Fred Flores – whose uncle, Johnnie Flores, died in combat during World War II – hoped that Johnnie’s memory could be archived with the others.
“Fred sent our project a thick packet of carefully photocopied letters from his uncle,” Rivas-Rodriquez says. “He also attached a narrative of his own recollections of New Year’s Eve 1944, when his uncle Johnnie’s death was confirmed.”
“My generation is the last to have seen or known Johnnie, though only through short, fleeting, youthful memories,” he wrote in a letter. “For this reason I have gathered all that I could of Johnnie’s life to provide it for the next generations of this family.”

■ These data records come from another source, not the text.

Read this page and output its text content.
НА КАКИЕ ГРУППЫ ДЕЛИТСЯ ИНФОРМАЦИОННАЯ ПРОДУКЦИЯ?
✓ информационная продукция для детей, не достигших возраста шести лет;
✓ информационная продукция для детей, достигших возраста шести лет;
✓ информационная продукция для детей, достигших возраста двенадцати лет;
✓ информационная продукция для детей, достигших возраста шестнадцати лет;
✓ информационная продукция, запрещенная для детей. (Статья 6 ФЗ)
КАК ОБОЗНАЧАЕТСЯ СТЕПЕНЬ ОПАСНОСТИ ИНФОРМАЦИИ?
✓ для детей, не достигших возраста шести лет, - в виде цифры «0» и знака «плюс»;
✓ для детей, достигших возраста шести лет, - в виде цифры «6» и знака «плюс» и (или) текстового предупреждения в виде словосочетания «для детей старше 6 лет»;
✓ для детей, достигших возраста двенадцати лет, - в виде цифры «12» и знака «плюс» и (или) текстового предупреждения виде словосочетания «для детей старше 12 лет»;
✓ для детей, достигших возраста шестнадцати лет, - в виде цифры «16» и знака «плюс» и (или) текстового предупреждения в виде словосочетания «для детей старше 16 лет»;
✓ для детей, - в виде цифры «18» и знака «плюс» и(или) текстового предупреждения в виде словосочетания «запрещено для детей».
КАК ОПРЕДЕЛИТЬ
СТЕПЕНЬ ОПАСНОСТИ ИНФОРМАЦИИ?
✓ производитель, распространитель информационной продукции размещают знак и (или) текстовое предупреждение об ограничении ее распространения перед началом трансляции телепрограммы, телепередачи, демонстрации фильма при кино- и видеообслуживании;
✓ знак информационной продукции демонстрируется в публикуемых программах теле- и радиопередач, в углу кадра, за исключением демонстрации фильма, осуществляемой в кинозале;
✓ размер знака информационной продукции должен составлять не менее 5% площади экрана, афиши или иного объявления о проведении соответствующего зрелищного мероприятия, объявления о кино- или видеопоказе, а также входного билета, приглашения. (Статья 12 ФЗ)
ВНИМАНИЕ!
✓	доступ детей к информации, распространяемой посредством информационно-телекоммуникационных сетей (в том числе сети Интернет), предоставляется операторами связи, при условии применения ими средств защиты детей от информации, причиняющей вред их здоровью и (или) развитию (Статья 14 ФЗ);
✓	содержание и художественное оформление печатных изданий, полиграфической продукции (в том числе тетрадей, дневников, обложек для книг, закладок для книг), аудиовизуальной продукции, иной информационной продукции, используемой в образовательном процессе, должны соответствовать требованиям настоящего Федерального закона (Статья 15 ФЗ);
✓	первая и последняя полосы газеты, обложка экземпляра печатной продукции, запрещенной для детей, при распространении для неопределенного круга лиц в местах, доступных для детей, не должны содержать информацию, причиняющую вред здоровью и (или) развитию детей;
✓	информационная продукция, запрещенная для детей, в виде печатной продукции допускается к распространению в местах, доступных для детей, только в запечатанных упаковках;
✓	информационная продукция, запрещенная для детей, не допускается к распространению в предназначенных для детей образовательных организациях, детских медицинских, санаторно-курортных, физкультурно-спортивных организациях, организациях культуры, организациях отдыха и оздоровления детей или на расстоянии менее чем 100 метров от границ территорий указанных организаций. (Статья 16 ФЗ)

Like Fred Flores, Rivas-Rodriquez also had an uncle who died during combat in Vietnam.
“Today, I remember him through photographs and the letters he wrote to my sisters and me from across the ocean,” she says. “Through the Voces Oral History Project, we are able to do that year round, providing a way for family members to remember their loved ones and bring them back to life through stories and photographs, if only for a day or an hour.”